Les chercheurs ont alors identifié 6247 paires de paralogues qui présentaient des fonctions spécifiques à la diapause. Ils ont estimé que la plupart des gènes spécialisés dans la diapause étaient des paralogues « très anciens », apparus il y a plus de 473 millions d’années, même si la diapause est apparue relativement récemment chez ces poissons (il y a 18 millions d’années).
… et qui sont communs à tous les vertébrés
« Nous avons découvert que la plupart des gènes spécialisés dans la diapause chez le killi turquoise sont des paralogues très anciens, ce qui signifie qu’ils ont été dupliqués au niveau de l’ancêtre commun de tous les vertébrés », remarque de son côté la biologiste moléculaire Anne Brunet de l’Université de Stanford, co-auteure de l’étude. Pour voir si de tels paralogues spécialisés existent chez d’autres mammifères, les chercheurs ont étudié l’expression de paralogues pendant la diapause embryonnaire chez la souris domestique, Mus musculus.
Les résultats d’une analyse comparative ont montré que les paralogues de ces souris sont également très anciens et partagés par tous les autres vertébrés. « Cela suggère que les mêmes mécanismes qui permettent la diapause ont été cooptés à plusieurs reprises pour l’évolution de la diapause chez des espèces très éloignées », explique Param Priya Singh.

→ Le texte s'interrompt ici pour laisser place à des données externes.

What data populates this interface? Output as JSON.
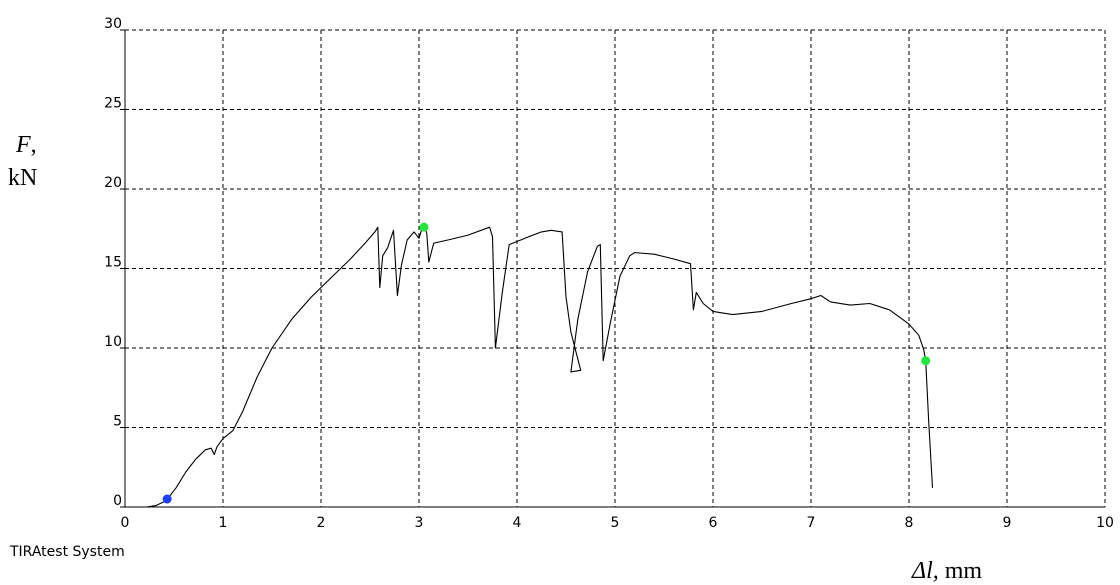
{
  "chart_data": {
    "type": "line",
    "title": "",
    "ylabel_var": "F",
    "ylabel_sep": ",",
    "ylabel_unit": "kN",
    "xlabel_var": "Δl,",
    "xlabel_unit": " mm",
    "xlim": [
      0,
      10
    ],
    "ylim": [
      0,
      30
    ],
    "x_ticks": [
      "0",
      "1",
      "2",
      "3",
      "4",
      "5",
      "6",
      "7",
      "8",
      "9",
      "10"
    ],
    "y_ticks": [
      "0",
      "5",
      "10",
      "15",
      "20",
      "25",
      "30"
    ],
    "grid": true,
    "footer": "TIRAtest System",
    "series": [
      {
        "color": "#000000",
        "points": [
          [
            0.22,
            0.0
          ],
          [
            0.32,
            0.1
          ],
          [
            0.42,
            0.4
          ],
          [
            0.52,
            1.2
          ],
          [
            0.62,
            2.2
          ],
          [
            0.72,
            3.0
          ],
          [
            0.82,
            3.6
          ],
          [
            0.88,
            3.7
          ],
          [
            0.91,
            3.3
          ],
          [
            0.94,
            3.8
          ],
          [
            1.0,
            4.3
          ],
          [
            1.04,
            4.5
          ],
          [
            1.1,
            4.8
          ],
          [
            1.2,
            6.0
          ],
          [
            1.35,
            8.2
          ],
          [
            1.5,
            10.0
          ],
          [
            1.7,
            11.8
          ],
          [
            1.9,
            13.2
          ],
          [
            2.1,
            14.4
          ],
          [
            2.3,
            15.6
          ],
          [
            2.45,
            16.6
          ],
          [
            2.55,
            17.3
          ],
          [
            2.58,
            17.6
          ],
          [
            2.6,
            13.8
          ],
          [
            2.63,
            15.8
          ],
          [
            2.68,
            16.3
          ],
          [
            2.74,
            17.4
          ],
          [
            2.78,
            13.3
          ],
          [
            2.82,
            15.2
          ],
          [
            2.88,
            16.8
          ],
          [
            2.95,
            17.3
          ],
          [
            3.0,
            16.9
          ],
          [
            3.03,
            17.5
          ],
          [
            3.05,
            17.8
          ],
          [
            3.08,
            17.2
          ],
          [
            3.1,
            15.4
          ],
          [
            3.15,
            16.6
          ],
          [
            3.3,
            16.8
          ],
          [
            3.5,
            17.1
          ],
          [
            3.72,
            17.6
          ],
          [
            3.75,
            17.0
          ],
          [
            3.78,
            10.0
          ],
          [
            3.85,
            13.5
          ],
          [
            3.92,
            16.5
          ],
          [
            4.0,
            16.7
          ],
          [
            4.12,
            17.0
          ],
          [
            4.25,
            17.3
          ],
          [
            4.35,
            17.4
          ],
          [
            4.46,
            17.3
          ],
          [
            4.5,
            13.2
          ],
          [
            4.55,
            11.0
          ],
          [
            4.6,
            9.8
          ],
          [
            4.65,
            8.6
          ],
          [
            4.55,
            8.5
          ],
          [
            4.62,
            11.8
          ],
          [
            4.72,
            14.8
          ],
          [
            4.82,
            16.4
          ],
          [
            4.85,
            16.5
          ],
          [
            4.88,
            9.2
          ],
          [
            4.95,
            11.5
          ],
          [
            5.05,
            14.5
          ],
          [
            5.15,
            15.8
          ],
          [
            5.2,
            16.0
          ],
          [
            5.4,
            15.9
          ],
          [
            5.6,
            15.6
          ],
          [
            5.77,
            15.3
          ],
          [
            5.8,
            12.4
          ],
          [
            5.83,
            13.5
          ],
          [
            5.9,
            12.8
          ],
          [
            6.0,
            12.3
          ],
          [
            6.2,
            12.1
          ],
          [
            6.5,
            12.3
          ],
          [
            6.8,
            12.8
          ],
          [
            7.0,
            13.1
          ],
          [
            7.1,
            13.3
          ],
          [
            7.2,
            12.9
          ],
          [
            7.4,
            12.7
          ],
          [
            7.6,
            12.8
          ],
          [
            7.8,
            12.4
          ],
          [
            8.0,
            11.5
          ],
          [
            8.1,
            10.8
          ],
          [
            8.15,
            9.9
          ],
          [
            8.17,
            9.2
          ],
          [
            8.2,
            5.5
          ],
          [
            8.24,
            1.2
          ]
        ]
      }
    ],
    "markers": [
      {
        "x": 0.43,
        "y": 0.5,
        "color": "#1f3fff"
      },
      {
        "x": 3.05,
        "y": 17.6,
        "color": "#22e63a"
      },
      {
        "x": 8.17,
        "y": 9.2,
        "color": "#22e63a"
      }
    ]
  }
}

Dans l’étude, les chercheurs expliquent que les paralogues se spécialisent en réponse à un environnement difficile, par exemple un manque temporaire de nourriture, des températures extrêmes ou d’autres changements, mais que globalement, les mécanismes par lesquels la divergence de paralogues contribue à l’évolution d’adaptations complexes sont encore mal compris.
« L’un des éléments clés de la diapause est le métabolisme lipidique »
Les chercheurs ont également étudié comment ces gènes spécialisés dans la diapause sont régulés chez le killi turquoise. Ils ont identifié plusieurs facteurs de transcription nécessaires à la diapause (des protéines qui contrôlent l’activité des gènes), notamment REST et FOXO3, dont on sait qu’ils sont également exprimés pendant l’hibernation chez les mammifères.
Les chercheurs ont montré que REST et FOXO3 modulaient des gènes impliqués dans des fonctions telles que le métabolisme des lipides. Lors de la diapause, les lipides sont stockés comme source d’énergie essentielle pour maintenir les fonctions vitales de l’organisme. « L’un des éléments clés de la diapause est ce métabolisme lipidique si particulier, assure Anne Brunet. Pendant la diapause, les niveaux de triglycérides et d’acides gras à très longue chaîne semblent être beaucoup plus élevés, ce qui constitue une forme de stockage et contribue peut-être à la protection à long terme des membranes de l’organisme ».
Les chercheurs prévoient de continuer à étudier la manière dont les différentes espèces régulent la diapause et d’approfondir le rôle du métabolisme des lipides pendant celle-ci. « Il s’agit d’un état tellement complexe que je pense que nous ne faisons qu’effleurer la surface », a déclaré M. Singh.